Physician’s Weekly recently spoke with Gentry King, MD, a medical oncologist and published author on the treatment landscape of hepatocellular carcinoma (HCC), about the use of atezolizumab plus bevacizumab (AV therapy) as a first-line treatment for patients with advanced HCC and what the latest IMbrave-150 study results mean to him and his patients.

PW: What does it mean for patients with advanced HCC to now have another medication option, after so many years with limited options?

GK: On one level, there are more treatments, that are better. On another level, because we have more treatments now, you can tailor some of these treatments for patients. For example, do we use atezolizumab for everyone? No, we only use that for patients who are Child’s Pugh A, have low risk of bleeding, have cleared endoscopy, and have no MI, hypertension, etc. But what if they have significant esophageal varices but are Child’s Pugh A? It used to be that we would use Lenvatinib, a TKI, or PD1 monotherapy.

But with results of the Himalaya study, why not do dual therapy and get more bang for your buck? Because we have more options, patients don’t necessarily need to just funnel between one and two options. Patients with good liver function could be prescribed dual immune checkpoint inhibitor therapy and get more benefit versus just one.

I think the myriad of treatments we have right now allows us to more specifically optimize treatment for a patient with a specific situation.

Did the availability of another option for this patient population open the door for more options that are in the pipeline and showing promise?

Promise is a tricky word. I think it’s, it’s deeper than just saying “this drug plus this drug make a rational combination.” It might look theoretically promising, but in the real world, trying to get a clinical trial to, demonstrate something comes with so many factors that come into play. There are many novel treatment strategies in the works, but the first line treatment setting has developed so rapidly, I think a lot of companies are waiting for the dust to settle before figuring out what space would benefit most from clinical investigations of novel therapies.

Results of the IMbrave-150 study update in 2021 helped establish AB therapy as a first-line option for patients with advanced HCC. How did the study results differ from those of Himalaya?

Himalaya had positive overall survival results and negative progression-free survival results. IMbrave-150 was positive for both, but that’s partly because atezolizumab itself is a drug that when you give it, you know you’re going to see something. It takes time for a CTLA-4 inhibitor to work, so you might only see the benefits on the tail end; when you look at the curves with AB therapy, they separate early. With Himalaya, they separate late. But Himalaya did demonstrate 3-year survival, which I don’t think any trial in HCC has ever shown with first reports.

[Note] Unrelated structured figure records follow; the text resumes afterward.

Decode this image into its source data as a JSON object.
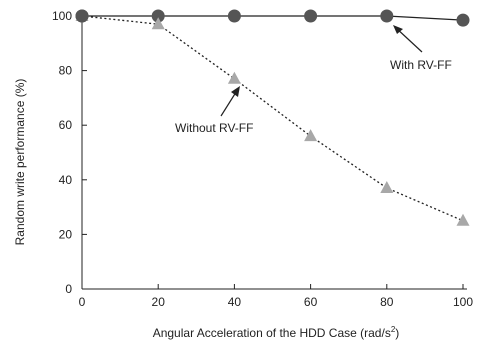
{
  "chart_data": {
    "type": "line",
    "xlabel": "Angular Acceleration of the HDD Case (rad/s",
    "xlabel_sup": "2",
    "xlabel_close": ")",
    "ylabel": "Random write performance (%)",
    "xlim": [
      0,
      100
    ],
    "ylim": [
      0,
      100
    ],
    "xticks": [
      0,
      20,
      40,
      60,
      80,
      100
    ],
    "yticks": [
      0,
      20,
      40,
      60,
      80,
      100
    ],
    "grid": false,
    "x": [
      0,
      20,
      40,
      60,
      80,
      100
    ],
    "series": [
      {
        "name": "With RV-FF",
        "values": [
          100,
          100,
          100,
          100,
          100,
          98.5
        ],
        "marker": "circle",
        "line": "solid",
        "color": "#555555"
      },
      {
        "name": "Without RV-FF",
        "values": [
          100,
          97,
          77,
          56,
          37,
          25
        ],
        "marker": "triangle",
        "line": "dotted",
        "color": "#a8a8a8"
      }
    ],
    "annotations": [
      {
        "text": "With RV-FF",
        "series": 0
      },
      {
        "text": "Without RV-FF",
        "series": 1
      }
    ]
  }
}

It’s really intriguing, and it harkens back to whether the treatment is additive or synergistic, but I do think there is still some preference for oncologists to use AB therapy because of the early separation of the curves to prevent an early dropout. The VEGF pathway is a valid target in HCC. Bevacizumab, sorafenib, and lenvatinib all target that pathway, but it’s not immunotherapy. There’s something to be said about getting patients benefits/response by treating that pathway in addition to immunotherapy.

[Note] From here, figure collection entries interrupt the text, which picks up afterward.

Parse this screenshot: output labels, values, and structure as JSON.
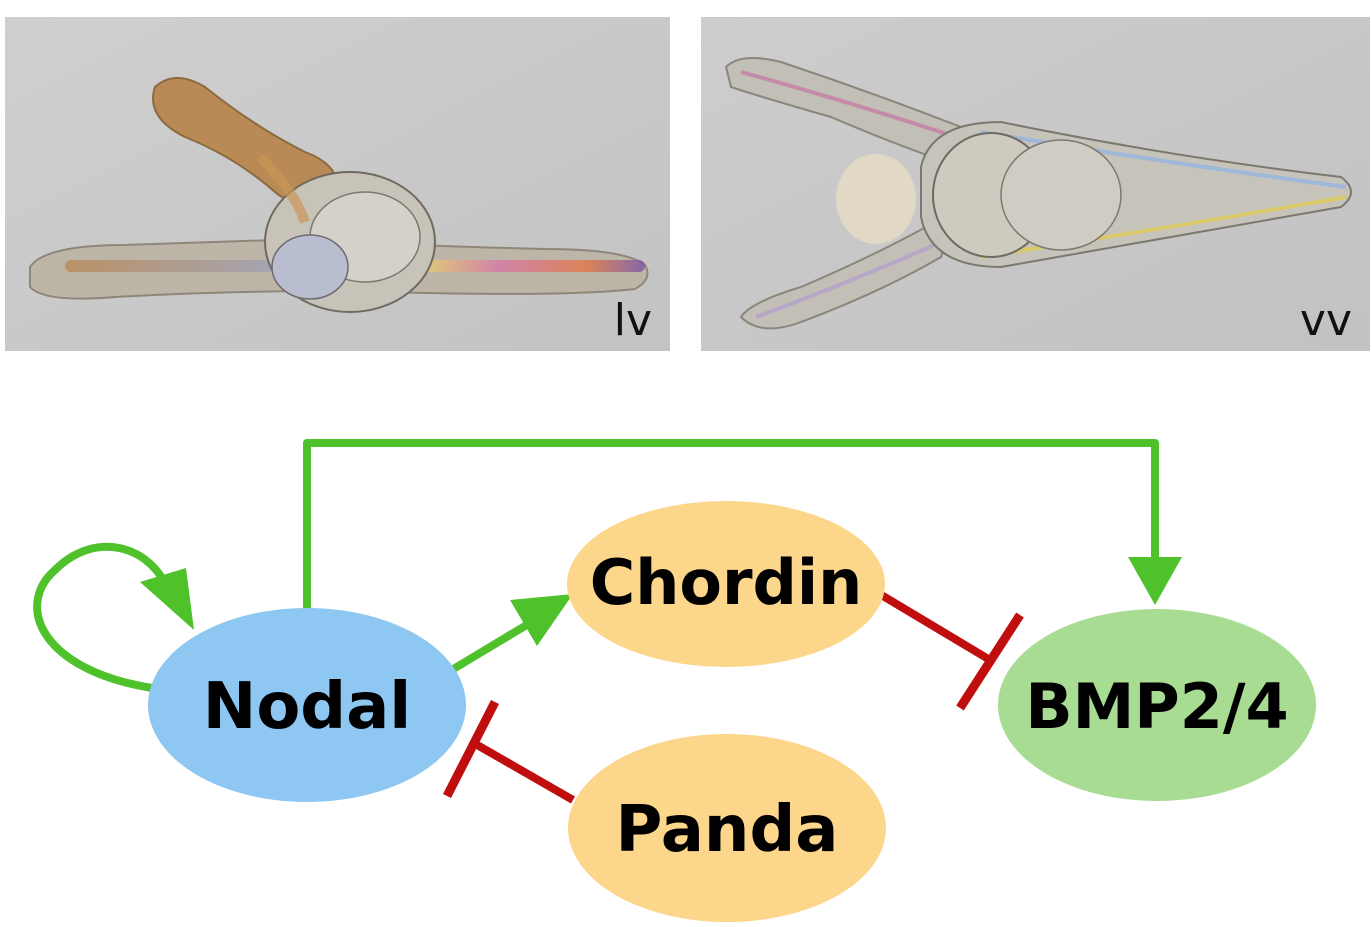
{
  "panels": {
    "left_label": "lv",
    "right_label": "vv"
  },
  "nodes": {
    "nodal": "Nodal",
    "chordin": "Chordin",
    "bmp": "BMP2/4",
    "panda": "Panda"
  },
  "colors": {
    "activation": "#4fc22b",
    "inhibition": "#c00d0d",
    "nodal_fill": "#8ec7f1",
    "chordin_fill": "#fcd68a",
    "panda_fill": "#fcd68a",
    "bmp_fill": "#a8dc93"
  }
}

Some treatments are purely immunotherapy, but what if the HCC you’re treating is a completely immune-cold tumor? There are no ways to find that out before starting treatment. If I’m treating a patient with HCC with immunotherapy only and their tumor is cold, nothing is going to work and that tumor will grow quickly. On the other hand, AB therapy includes immunotherapy but the real backbone is really atezolizumab. But by adding bevacizumab, the concept is to make the tumor microenvironment less immunosuppressive so that atezolizumab can work better and normalize the blood flow into the liver tumor so immune cells can get there. But even without that strategy, atezolizumab itself does something. That’s a treatment strategy that covers two bases.

What’s unique about the study and its participants?

It allowed patients with high-risk HCC who typically have a poor prognosis, which is patients with significant vascular involvement. These are not the type of patients who typically are included in most other HCC studies, but the researchers were still able to show clinical benefits despite the risks involved with this high-risk patient population.

What do the results add to the initial IMbrave-150 study, published in 2020 in N Engl J Med?

When the IMbrave-150 study came out, everyone got really excited, because it was the first thing to beat sorafenib. The question was whether it could maintain the response rate. And it was able to do that. I think that puts the mind of patients and oncologists better at ease.

The other “c” word being thrown around now is cure (the other being cancer). We don’t really use the cure word in situations like advanced HCC, but I’ve heard people use it. We typically say someone is cured with no recurrence for 5 years off treatment. I have seen a few patients with HCC off treatment for about 2 years and nothing’s growing. We’ve never encountered this before. These patients with very robust and durable long-term outcomes exist.